We don’t get Harrow’s perspective; it’s unclear until the final act what her motivations are. So we must take Gideon at her word, and judge Harrow on her actions. And those actions aren’t reassuring: Harrow is ruthless, cold, imperious, calculating, ambitious… and very, very good at raising the dead.
Not that Gideon is any better when you stop and think about it. Sure, she’s a hot-headed, foul-mouthed swordswoman with an eye for the girls, but what she’s really after is a chance to splatter blood across the floor. In fact, she wants ‘to fight until bone adepts had to be called to put people’s feet back on‘. She dreams of serving the Empire as part of its formidable (living) Cohort, who kill just enough of their enemy so the necromancers have material to work with. Make no bones about it (sorry, not sorry), we’re definitely hanging out with the bad gals here.

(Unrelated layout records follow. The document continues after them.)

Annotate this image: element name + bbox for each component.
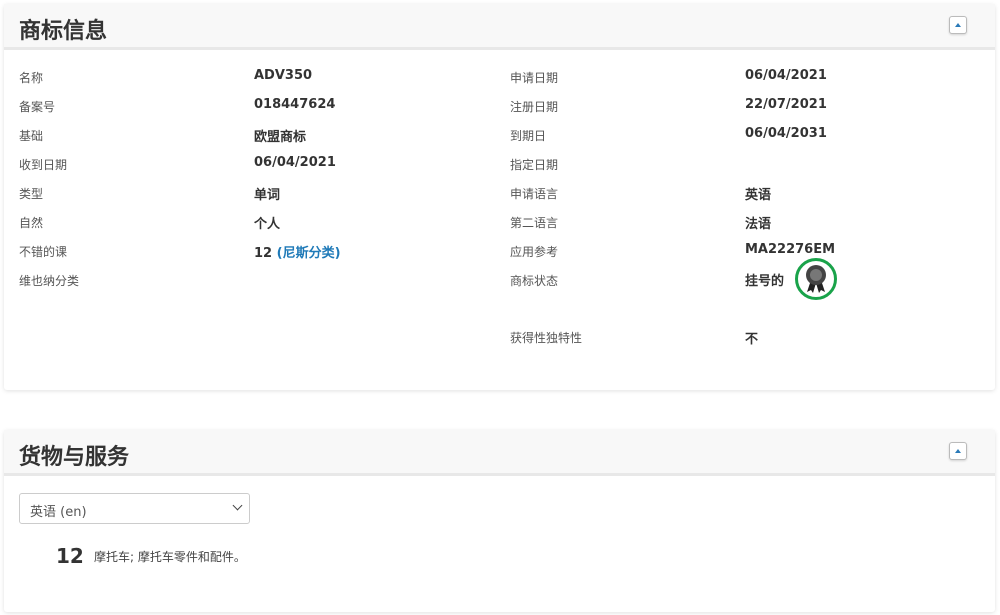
field-label: 自然	[19, 216, 44, 230]
field-label: 名称	[19, 71, 44, 85]
nice-class-number: 12	[254, 246, 273, 261]
collapse-button[interactable]	[949, 442, 967, 460]
field-label: 基础	[19, 129, 44, 143]
field-value: 06/04/2021	[254, 155, 336, 170]
trademark-info-panel: 商标信息 名称 ADV350 备案号 018447624 基础 欧盟商标 收到日…	[4, 4, 995, 390]
field-value: 个人	[254, 217, 281, 232]
award-ribbon-icon	[806, 265, 826, 293]
panel-title: 货物与服务	[19, 445, 130, 470]
field-value: 018447624	[254, 97, 336, 112]
field-label: 商标状态	[510, 274, 559, 288]
panel-header: 货物与服务	[4, 430, 995, 476]
status-badge	[795, 258, 837, 300]
field-value: 单词	[254, 188, 281, 203]
field-value: ADV350	[254, 68, 313, 83]
collapse-button[interactable]	[949, 16, 967, 34]
panel-header: 商标信息	[4, 4, 995, 50]
field-value: 欧盟商标	[254, 130, 307, 145]
field-label: 收到日期	[19, 158, 68, 172]
field-value: 06/04/2021	[745, 68, 827, 83]
field-label: 第二语言	[510, 216, 559, 230]
field-value: 06/04/2031	[745, 126, 827, 141]
field-value: 法语	[745, 217, 772, 232]
field-label: 不错的课	[19, 245, 68, 259]
field-label: 指定日期	[510, 158, 559, 172]
field-label: 到期日	[510, 129, 547, 143]
field-label: 类型	[19, 187, 44, 201]
goods-services-panel: 货物与服务 英语 (en) 12 摩托车; 摩托车零件和配件。	[4, 430, 995, 612]
field-label: 申请日期	[510, 71, 559, 85]
goods-description: 摩托车; 摩托车零件和配件。	[94, 550, 246, 564]
field-label: 注册日期	[510, 100, 559, 114]
chevron-down-icon	[232, 500, 243, 511]
nice-classification-link[interactable]: (尼斯分类)	[277, 246, 341, 261]
panel-title: 商标信息	[19, 19, 108, 44]
goods-class-number: 12	[56, 544, 84, 568]
field-label: 申请语言	[510, 187, 559, 201]
field-value: 22/07/2021	[745, 97, 827, 112]
field-value: 12 (尼斯分类)	[254, 242, 341, 261]
field-value: 英语	[745, 188, 772, 203]
language-select[interactable]: 英语 (en)	[19, 493, 250, 524]
status-value: 挂号的	[745, 274, 785, 289]
field-label: 获得性独特性	[510, 331, 583, 345]
language-select-value: 英语 (en)	[30, 505, 87, 520]
field-label: 备案号	[19, 100, 56, 114]
field-label: 应用参考	[510, 245, 559, 259]
field-label: 维也纳分类	[19, 274, 80, 288]
field-value: 不	[745, 332, 759, 347]
field-value: MA22276EM	[745, 242, 836, 257]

Gideon the Ninth starts as a young rebel trying to escape her dark mistress, pivots into a competition for immortality and ends up a murder mystery as competitors get picked off one by one. It’s tempting to assume someone is trying to slaughter their way to the top, except that this is a rare competition that everyone can win… if they can figure out what they need to do and find the nerve to go through with it. There is only one rule: do not open locked doors without permission (the Ninth are the keepers of the Locked Tomb; don’t talk to Harrow about doors you mustn’t open).

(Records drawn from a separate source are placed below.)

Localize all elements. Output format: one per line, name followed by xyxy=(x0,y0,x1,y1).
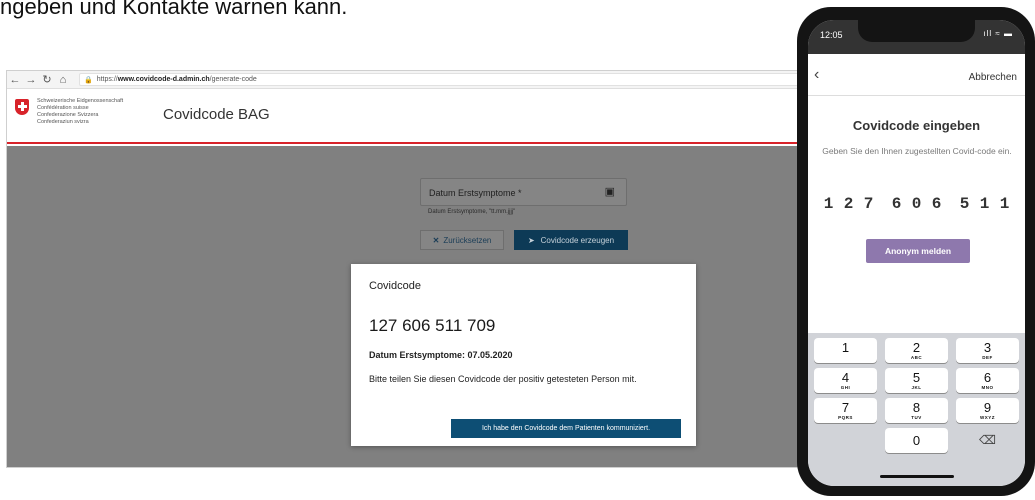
key-number: 1 xyxy=(841,340,850,355)
key-4[interactable]: 4 GHI xyxy=(814,368,877,393)
back-chevron-icon[interactable]: ‹ xyxy=(814,66,819,84)
url-prefix: https:// xyxy=(96,76,118,83)
key-number: 5 xyxy=(912,370,921,385)
key-6[interactable]: 6 MNO xyxy=(956,368,1019,393)
key-letters: TUV xyxy=(911,415,922,420)
key-number: 4 xyxy=(841,370,850,385)
code-digit: 1 xyxy=(823,195,834,213)
code-digit: 6 xyxy=(891,195,902,213)
home-icon[interactable]: ⌂ xyxy=(55,74,71,86)
reset-button[interactable]: ✕ Zurücksetzen xyxy=(420,230,504,250)
date-field-label: Datum Erstsymptome * xyxy=(429,188,522,198)
reload-icon[interactable]: ↻ xyxy=(39,73,55,86)
key-number: 9 xyxy=(983,400,992,415)
code-digit: 2 xyxy=(843,195,854,213)
key-letters: MNO xyxy=(981,385,994,390)
key-letters: WXYZ xyxy=(980,415,995,420)
key-letters: DEF xyxy=(982,355,993,360)
screen-title: Covidcode eingeben xyxy=(852,118,981,133)
home-indicator[interactable] xyxy=(880,475,954,478)
browser-toolbar: ← → ↻ ⌂ 🔒 https://www.covidcode-d.admin.… xyxy=(7,71,805,89)
dialog-title: Covidcode xyxy=(369,280,421,292)
notch xyxy=(858,20,975,42)
backspace-icon[interactable]: ⌫ xyxy=(956,428,1019,453)
lock-icon: 🔒 xyxy=(84,76,93,84)
confed-rm: Confederaziun svizra xyxy=(37,119,89,125)
code-digit: 7 xyxy=(863,195,874,213)
code-digit: 1 xyxy=(979,195,990,213)
covidcode-dialog: Covidcode 127 606 511 709 Datum Erstsymp… xyxy=(351,264,696,446)
date-first-symptoms-field[interactable]: Datum Erstsymptome * ▣ xyxy=(420,178,627,206)
symptom-date: Datum Erstsymptome: 07.05.2020 xyxy=(369,350,513,360)
key-2[interactable]: 2 ABC xyxy=(885,338,948,363)
code-digit: 1 xyxy=(999,195,1010,213)
key-3[interactable]: 3 DEF xyxy=(956,338,1019,363)
code-input[interactable]: 1 2 7 6 0 6 5 1 1 7 0 9 xyxy=(822,195,1025,215)
key-number: 0 xyxy=(912,433,921,448)
forward-arrow-icon[interactable]: → xyxy=(23,74,39,86)
site-header: Schweizerische Eidgenossenschaft Confédé… xyxy=(7,89,805,144)
key-9[interactable]: 9 WXYZ xyxy=(956,398,1019,423)
report-anonymously-button[interactable]: Anonym melden xyxy=(866,239,970,263)
signal-wifi-battery-icon: ıll ≈ ▬ xyxy=(983,29,1013,38)
key-number: 2 xyxy=(912,340,921,355)
confed-de: Schweizerische Eidgenossenschaft xyxy=(37,98,124,104)
key-letters: JKL xyxy=(911,385,922,390)
key-1[interactable]: 1 xyxy=(814,338,877,363)
confederation-logo-text: Schweizerische Eidgenossenschaft Confédé… xyxy=(37,98,123,126)
cancel-button[interactable]: Abbrechen xyxy=(969,72,1017,83)
send-icon: ➤ xyxy=(527,235,535,245)
url-host: www.covidcode-d.admin.ch xyxy=(117,76,210,83)
key-number: 7 xyxy=(841,400,850,415)
key-5[interactable]: 5 JKL xyxy=(885,368,948,393)
calendar-icon[interactable]: ▣ xyxy=(605,185,615,198)
key-8[interactable]: 8 TUV xyxy=(885,398,948,423)
screen-subtitle: Geben Sie den Ihnen zugestellten Covid-c… xyxy=(822,146,1012,156)
phone-nav-bar: ‹ Abbrechen xyxy=(808,62,1025,96)
date-hint: Datum Erstsymptome, "tt.mm.jjjj" xyxy=(428,209,516,215)
close-icon: ✕ xyxy=(432,235,440,245)
key-letters: ABC xyxy=(910,355,923,360)
key-0[interactable]: 0 xyxy=(885,428,948,453)
confirm-communicated-button[interactable]: Ich habe den Covidcode dem Patienten kom… xyxy=(451,419,681,438)
confed-it: Confederazione Svizzera xyxy=(37,112,99,118)
key-number: 6 xyxy=(983,370,992,385)
phone-screen: 12:05 ıll ≈ ▬ ‹ Abbrechen Covidcode eing… xyxy=(808,20,1025,486)
key-letters: PQRS xyxy=(838,415,853,420)
generate-code-button[interactable]: ➤ Covidcode erzeugen xyxy=(514,230,628,250)
code-digit: 0 xyxy=(911,195,922,213)
back-arrow-icon[interactable]: ← xyxy=(7,74,23,86)
code-digit: 6 xyxy=(931,195,942,213)
page-title: Covidcode BAG xyxy=(163,106,270,123)
confed-fr: Confédération suisse xyxy=(37,105,89,111)
browser-window: ← → ↻ ⌂ 🔒 https://www.covidcode-d.admin.… xyxy=(6,70,806,468)
status-time: 12:05 xyxy=(820,30,843,40)
caption-text: ngeben und Kontakte warnen kann. xyxy=(0,0,348,19)
key-number: 8 xyxy=(912,400,921,415)
key-number: 3 xyxy=(983,340,992,355)
reset-label: Zurücksetzen xyxy=(443,235,492,245)
covidcode-value: 127 606 511 709 xyxy=(369,316,496,335)
dialog-message: Bitte teilen Sie diesen Covidcode der po… xyxy=(369,374,637,384)
code-digit: 5 xyxy=(959,195,970,213)
numeric-keypad: 1 2 ABC 3 DEF 4 GHI 5 JKL 6 MNO 7 PQRS 8 TUV 9W… xyxy=(808,333,1025,486)
address-bar[interactable]: 🔒 https://www.covidcode-d.admin.ch/gener… xyxy=(79,73,805,86)
swiss-cross-icon xyxy=(15,99,29,115)
phone-frame: 12:05 ıll ≈ ▬ ‹ Abbrechen Covidcode eing… xyxy=(797,7,1035,496)
generate-label: Covidcode erzeugen xyxy=(540,235,615,245)
url-path: /generate-code xyxy=(209,76,257,83)
key-7[interactable]: 7 PQRS xyxy=(814,398,877,423)
key-letters: GHI xyxy=(840,385,851,390)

It is by turns hilarious (Gideon’s first cup of tea; Gideon trying to identify any form of water-based hygiene device; Gideon getting weirded out by Harrow being nice to her), brutally macabre (necromancers, what did you expect?) and charmingly weird – not to mention unexpectedly funny. It teases incessantly, building its world in asides and its characters through flirting and snark. It is luridly imaginative and utterly irreverent, sticking two fingers up at expectations and deliberately doing whatever the hell it likes.
They weren’t lying. It was the most fun I’ve ever had with a skeleton.
Content warnings: flu pandemic (historical), genocide as an act of eugenics, a character called Corona, and truly terrible puns.